An opinion poll published this week revealed that Sinn Fein is currently the most popular political group in the country with 33%. Despite being in this position, it remains to be seen whether they will be elected ahead of the Fine Fail/Fine Gael coalition in the next general election.
Despite the two ruling parties standing at 48% combined in the poll, the Sinn Fein leader still believes her party can break up the coalition.
Speaking to Claire Byrne on RTE Radio One, Ms McDonald said: ‘I think it’s been really interesting since the last election the trend of what’s going on we’ve obviously had a very successful general election and we’ve managed to grow our base since. We don’t take any of this for granted.
“The extraordinary thing when you think about it is that you have the combined strengths of Fine Fail and Fine Gael still well below 50%. This would have been unthinkable not so long ago.
“The stage is set for very profound political change. I think that will crystallize during the next election campaign.
Asked by Claire how a campaign could bring about such big change in government, Ms McDonald stressed that there is an “appetite for change”.
She explained: “Campaigns change everything, campaigns are when people are confronted in real time with the prospect of either the same thing… or an alternative in Sinn Fein.
“The appetite for change is beyond us, it’s not just a Sinn Fein phenomenon, it’s beyond that.” I believe we can harvest that for the next election.

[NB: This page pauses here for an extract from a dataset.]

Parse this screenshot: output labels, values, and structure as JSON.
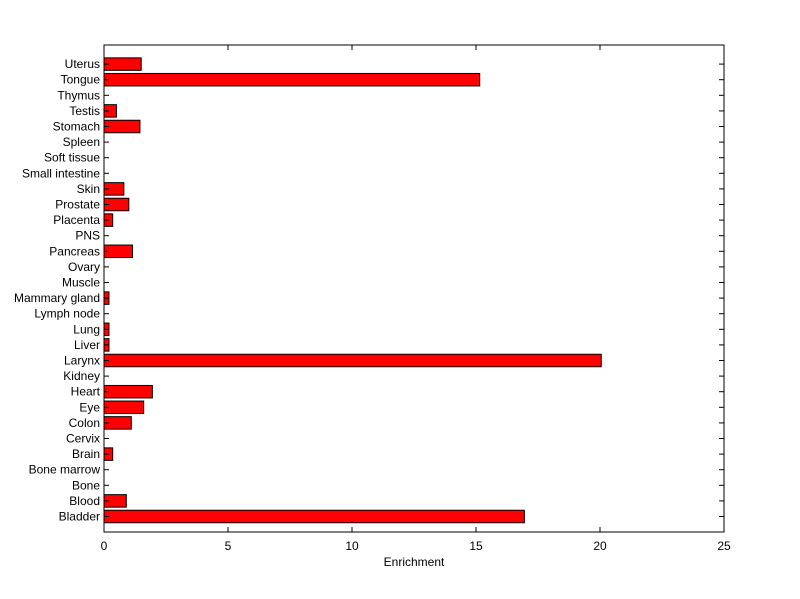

Whoever will be part of the government, in all likelihood, you would need partners.
“I think decisions about all of this should be based on the substance of what you want to do, what you want to change, what you want to improve for the people of Ireland.”
Admitting it is likely Sinn Fein would need partners, Ms McDonald does not believe the two parties currently in power are their only options.

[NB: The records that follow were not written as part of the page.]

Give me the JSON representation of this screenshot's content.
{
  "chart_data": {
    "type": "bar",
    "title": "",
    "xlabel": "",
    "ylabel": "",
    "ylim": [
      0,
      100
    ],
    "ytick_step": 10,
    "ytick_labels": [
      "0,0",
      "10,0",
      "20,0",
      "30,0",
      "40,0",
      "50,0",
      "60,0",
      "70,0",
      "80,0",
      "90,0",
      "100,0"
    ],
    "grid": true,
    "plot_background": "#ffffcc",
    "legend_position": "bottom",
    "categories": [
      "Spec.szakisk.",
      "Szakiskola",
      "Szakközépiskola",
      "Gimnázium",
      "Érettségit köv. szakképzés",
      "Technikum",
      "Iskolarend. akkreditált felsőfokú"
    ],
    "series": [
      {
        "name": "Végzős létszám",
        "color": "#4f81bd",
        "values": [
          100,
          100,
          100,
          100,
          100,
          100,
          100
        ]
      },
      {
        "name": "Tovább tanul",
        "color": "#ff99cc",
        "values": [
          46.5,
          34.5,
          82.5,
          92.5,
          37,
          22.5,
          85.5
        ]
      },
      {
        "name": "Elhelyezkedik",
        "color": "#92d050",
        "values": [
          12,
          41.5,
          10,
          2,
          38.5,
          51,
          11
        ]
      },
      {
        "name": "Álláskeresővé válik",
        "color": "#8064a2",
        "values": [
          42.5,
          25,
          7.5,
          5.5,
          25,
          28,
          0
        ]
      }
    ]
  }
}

“There is politics beyond Fine Fail and Fine Gael, there are a lot of other players on the pitch who I think have a lot to offer and who are also looking to build their tenure,” a- she declared.
Claire pointed out that if a vote were to take place tomorrow, it would likely result in a “continuity vote”, which Ms McDonald said is not the best way to look at the results.
“There’s no one looking at the numbers and the way things have changed who could miss the fact that the appetite and the politics for change are very, very strong.” I think it will stay that way and accelerate until the next election,” she said.